When I met Matt a year ago (our first date being in a “car park” as the locals would say; our second being a four-day excursion to New York City), I knew I was in for some awesome adventures. But could I have predicted all of the highs and lows of the past year? And that I’d end up here, on the brink of a big ol’ European excursion? No way.

(I mean, I only got my bite plane like a week ago, and I’m fairly certain it’s just enabled my telepathic abilities; I have yet to master clairvoyance, telekinesis, and teleportation.)

I’ve flown to the UK three times in the past year, but this trip over was different. Rather than just a single, fun but hectic week of visiting friends and family, we’re properly together now, after a whole damn year of long-distance love. Way to go, us!

Oh, and of course, there’s also the small fact that for the first time in my life, I’m technically without a home. Or rather, my home will be changing every few weeks for the next several months. But my travels of the past few years have reassured me that no matter what comes my way, I can handle it.

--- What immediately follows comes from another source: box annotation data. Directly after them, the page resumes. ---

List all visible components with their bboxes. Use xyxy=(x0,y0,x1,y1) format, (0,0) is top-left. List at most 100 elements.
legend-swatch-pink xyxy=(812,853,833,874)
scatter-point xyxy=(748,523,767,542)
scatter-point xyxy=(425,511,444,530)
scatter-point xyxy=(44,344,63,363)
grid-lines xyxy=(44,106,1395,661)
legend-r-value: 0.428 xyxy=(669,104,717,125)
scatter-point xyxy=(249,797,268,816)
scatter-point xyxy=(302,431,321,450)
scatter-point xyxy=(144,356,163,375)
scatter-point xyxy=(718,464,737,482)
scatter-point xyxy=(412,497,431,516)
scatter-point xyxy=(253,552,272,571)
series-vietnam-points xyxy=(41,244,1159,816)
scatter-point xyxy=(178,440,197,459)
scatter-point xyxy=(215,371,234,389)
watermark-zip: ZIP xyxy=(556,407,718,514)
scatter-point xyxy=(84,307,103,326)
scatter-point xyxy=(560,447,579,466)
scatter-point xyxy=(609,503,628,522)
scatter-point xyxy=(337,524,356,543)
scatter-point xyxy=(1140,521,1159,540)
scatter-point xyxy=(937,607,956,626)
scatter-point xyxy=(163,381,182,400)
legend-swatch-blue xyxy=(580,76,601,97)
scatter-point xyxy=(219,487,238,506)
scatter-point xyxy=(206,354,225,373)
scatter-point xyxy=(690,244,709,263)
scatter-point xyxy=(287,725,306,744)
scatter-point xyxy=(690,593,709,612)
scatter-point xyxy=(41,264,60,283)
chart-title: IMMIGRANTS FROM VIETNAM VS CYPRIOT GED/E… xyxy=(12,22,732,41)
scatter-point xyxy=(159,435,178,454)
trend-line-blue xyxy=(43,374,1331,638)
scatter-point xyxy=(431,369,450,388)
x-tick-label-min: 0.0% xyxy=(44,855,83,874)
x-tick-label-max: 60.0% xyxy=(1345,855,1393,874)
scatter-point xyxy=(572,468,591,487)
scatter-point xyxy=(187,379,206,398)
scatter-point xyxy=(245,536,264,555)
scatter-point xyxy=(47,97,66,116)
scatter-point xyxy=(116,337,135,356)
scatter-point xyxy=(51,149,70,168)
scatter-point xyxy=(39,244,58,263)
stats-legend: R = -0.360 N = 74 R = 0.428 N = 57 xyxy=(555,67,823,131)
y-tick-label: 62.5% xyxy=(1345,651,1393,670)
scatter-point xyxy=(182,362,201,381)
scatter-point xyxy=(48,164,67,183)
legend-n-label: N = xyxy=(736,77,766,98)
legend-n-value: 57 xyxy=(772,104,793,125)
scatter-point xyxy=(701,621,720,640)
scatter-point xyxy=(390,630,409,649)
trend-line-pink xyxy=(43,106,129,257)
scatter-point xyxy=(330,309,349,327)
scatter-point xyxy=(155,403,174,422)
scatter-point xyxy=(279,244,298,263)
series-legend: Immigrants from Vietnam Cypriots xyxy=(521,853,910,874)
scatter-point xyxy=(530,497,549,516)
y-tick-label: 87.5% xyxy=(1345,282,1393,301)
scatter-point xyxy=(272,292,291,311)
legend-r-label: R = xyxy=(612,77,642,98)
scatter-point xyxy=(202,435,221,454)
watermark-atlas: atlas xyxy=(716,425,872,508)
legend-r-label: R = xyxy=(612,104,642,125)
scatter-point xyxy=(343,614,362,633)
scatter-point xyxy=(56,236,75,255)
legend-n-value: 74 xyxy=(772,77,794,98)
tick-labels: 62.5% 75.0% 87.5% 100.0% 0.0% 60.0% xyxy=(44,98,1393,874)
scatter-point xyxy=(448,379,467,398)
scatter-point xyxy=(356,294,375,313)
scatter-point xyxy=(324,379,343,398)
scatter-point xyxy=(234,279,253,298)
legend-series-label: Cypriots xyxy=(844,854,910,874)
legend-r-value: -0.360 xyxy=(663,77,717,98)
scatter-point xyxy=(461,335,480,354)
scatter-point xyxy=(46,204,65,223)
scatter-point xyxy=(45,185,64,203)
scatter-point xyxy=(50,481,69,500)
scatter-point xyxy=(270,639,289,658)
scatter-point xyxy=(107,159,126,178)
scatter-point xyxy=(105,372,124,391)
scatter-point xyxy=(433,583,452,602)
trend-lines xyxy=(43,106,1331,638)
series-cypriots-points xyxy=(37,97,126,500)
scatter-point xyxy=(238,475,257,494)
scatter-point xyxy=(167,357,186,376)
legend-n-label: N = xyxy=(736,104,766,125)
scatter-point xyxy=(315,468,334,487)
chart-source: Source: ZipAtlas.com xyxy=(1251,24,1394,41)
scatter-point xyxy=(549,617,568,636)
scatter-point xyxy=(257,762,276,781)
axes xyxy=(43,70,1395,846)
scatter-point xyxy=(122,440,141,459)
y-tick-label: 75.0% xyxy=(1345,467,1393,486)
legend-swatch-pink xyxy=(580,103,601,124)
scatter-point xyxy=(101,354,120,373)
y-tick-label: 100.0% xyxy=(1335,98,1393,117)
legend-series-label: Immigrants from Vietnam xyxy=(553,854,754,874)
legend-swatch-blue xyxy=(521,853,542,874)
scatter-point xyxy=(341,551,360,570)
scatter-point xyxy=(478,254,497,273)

Plus, this time I’ll have a loving partner by my side – one who has supported me through some of the most difficult days of my life.

Like all times of transition, it’s scary but exhilarating. I’m grateful to be where I am, both geographically and in life; I’ve just gotta do all the things that keep me grounded, like writing, yoga, and drinking lots of tea (eight times a day, now I’m in England).

What do you do to keep your feet on the ground during ch-ch-changes?